For resource-constrained systems, using ROS2 could be challenging. An application willing to use ROS2 must link against ROS2 libraries and afford the memory usage by entities like nodes/pubs/subs, and DDS entities.
The intention is to benchmark memory usage of ROS2 applications, and based on results, discuss strategies to reduce the memory usage.
To better isolate ROS2 from the DDS memory usage, we’ll be using StubDDS which has stubbed RMW APIS and should have a minimal memory footprint, while keeping basic functionality (like pub/sub with intra-process communication).
Objetive
We want to identify the ROS2 memory usage by:
- ROS2 shared libraries: RSS memory usage at startup.

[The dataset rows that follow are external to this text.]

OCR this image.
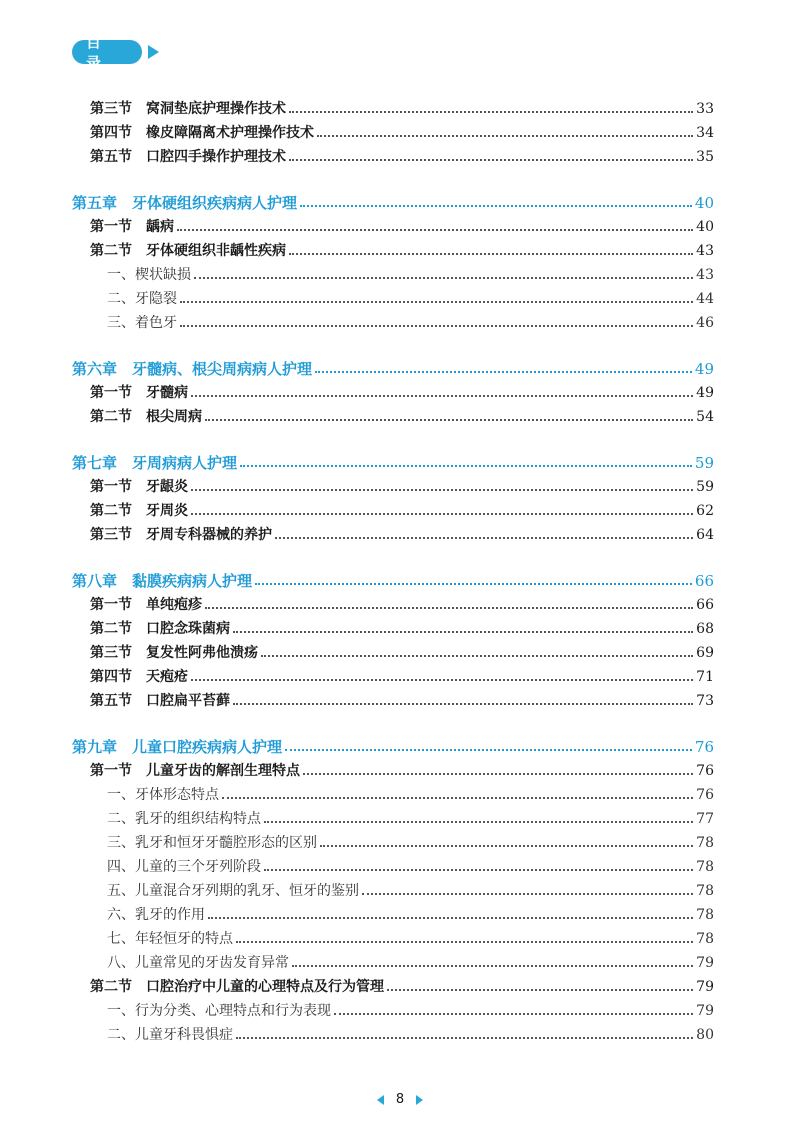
目录
第三节　窝洞垫底护理操作技术	33
第四节　橡皮障隔离术护理操作技术	34
第五节　口腔四手操作护理技术	35
第五章　牙体硬组织疾病病人护理	40
第一节　龋病	40
第二节　牙体硬组织非龋性疾病	43
一、楔状缺损	43
二、牙隐裂	44
三、着色牙	46
第六章　牙髓病、根尖周病病人护理	49
第一节　牙髓病	49
第二节　根尖周病	54
第七章　牙周病病人护理	59
第一节　牙龈炎	59
第二节　牙周炎	62
第三节　牙周专科器械的养护	64
第八章　黏膜疾病病人护理	66
第一节　单纯疱疹	66
第二节　口腔念珠菌病	68
第三节　复发性阿弗他溃疡	69
第四节　天疱疮	71
第五节　口腔扁平苔藓	73
第九章　儿童口腔疾病病人护理	76
第一节　儿童牙齿的解剖生理特点	76
一、牙体形态特点	76
二、乳牙的组织结构特点	77
三、乳牙和恒牙牙髓腔形态的区别	78
四、儿童的三个牙列阶段	78
五、儿童混合牙列期的乳牙、恒牙的鉴别	78
六、乳牙的作用	78
七、年轻恒牙的特点	78
八、儿童常见的牙齿发育异常	79
第二节　口腔治疗中儿童的心理特点及行为管理	79
一、行为分类、心理特点和行为表现	79
二、儿童牙科畏惧症	80
8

- Memory footprint of ROS2 entities.
- How does memory scale with:
- Variable number of nodes
- Variable number of pubs/subs, using same or different messages
- Different messages sizes
- Analyze ways to reduce memory usage.
Test platform specs: Quad-core ARM 1.2 MHz - 433Mb RAM
Memory usage depends on the platform tested. x86 has the biggest memory usage. In this post, results belong to the platform specified above which had the lowest memory usage, so we can consider results as a the minimum memory ROS2 will use.
Memory tool used: pmap
Example usage: $ pmap -x <PID of application>
This tool provides information about memory metrics like RSS, VSZ used by each shared library loaded by the application.

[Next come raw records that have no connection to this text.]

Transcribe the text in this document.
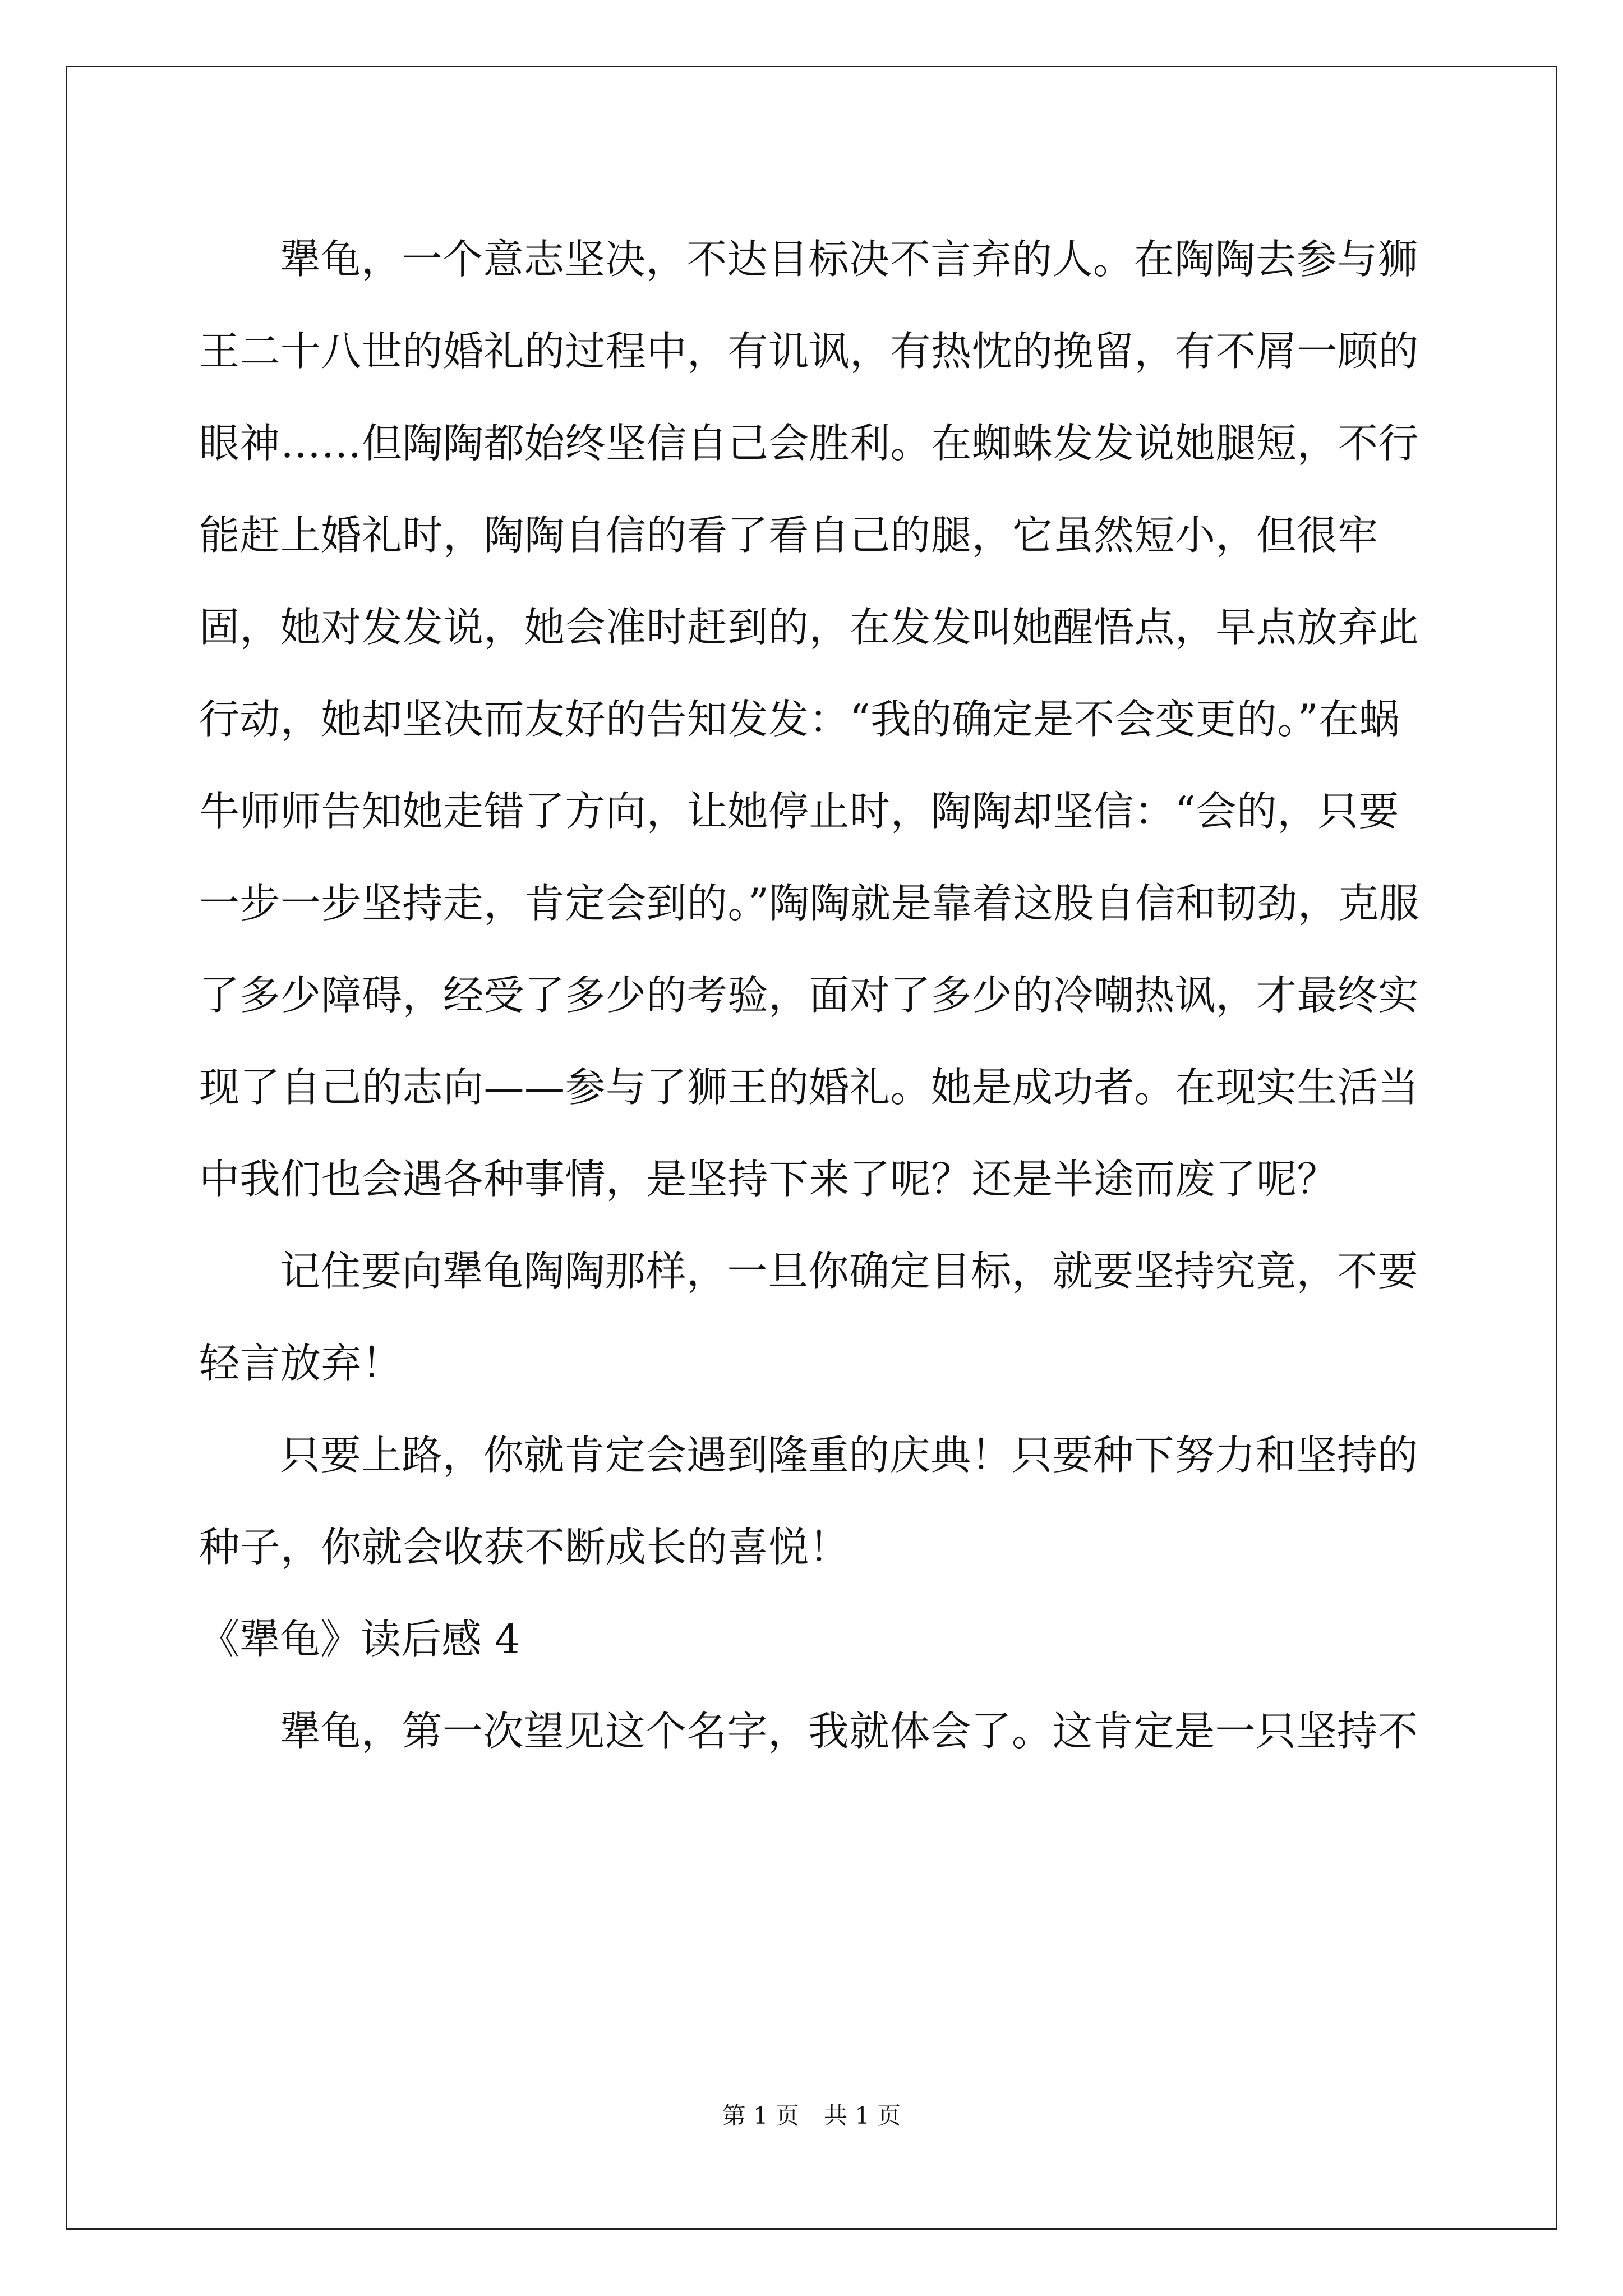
犟龟，一个意志坚决，不达目标决不言弃的人。在陶陶去参与狮王二十八世的婚礼的过程中，有讥讽，有热忱的挽留，有不屑一顾的眼神……但陶陶都始终坚信自己会胜利。在蜘蛛发发说她腿短，不行能赶上婚礼时，陶陶自信的看了看自己的腿，它虽然短小，但很牢固，她对发发说，她会准时赶到的，在发发叫她醒悟点，早点放弃此行动，她却坚决而友好的告知发发：“我的确定是不会变更的。”在蜗牛师师告知她走错了方向，让她停止时，陶陶却坚信：“会的，只要一步一步坚持走，肯定会到的。”陶陶就是靠着这股自信和韧劲，克服了多少障碍，经受了多少的考验，面对了多少的冷嘲热讽，才最终实现了自己的志向——参与了狮王的婚礼。她是成功者。在现实生活当中我们也会遇各种事情，是坚持下来了呢？还是半途而废了呢？

记住要向犟龟陶陶那样，一旦你确定目标，就要坚持究竟，不要轻言放弃！

只要上路，你就肯定会遇到隆重的庆典！只要种下努力和坚持的种子，你就会收获不断成长的喜悦！

《犟龟》读后感 4

犟龟，第一次望见这个名字，我就体会了。这肯定是一只坚持不

第 1 页 共 1 页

ROS2 shared libraries: RSS memory usage
Base RSS memory
We want to obtain the RSS memory usage from ROS2 shared libraries at startup. But before we have to run an application not using ROS2, like the classic HelloWorld program, and measure the memory usage for the simplest app:
Memory usage by non-ROS2 shared libraries: ~1Mb
The total memory usage is ~1Mb, which is the “base” RSS memory usage and should not be taken into account when trying to get specific ROS2 memory usage.
The memory usage by these libraries doesn’t almost increase when adding ROS2 elements and creating bigger applications.
ROS2 base RSS memory
In some architectures memory is loaded from shared libraries into process space when they are first used. So to the helloworld previously used we’ll add just rclcpp::init() to make sure RCLCPP is loaded (and its dependencies).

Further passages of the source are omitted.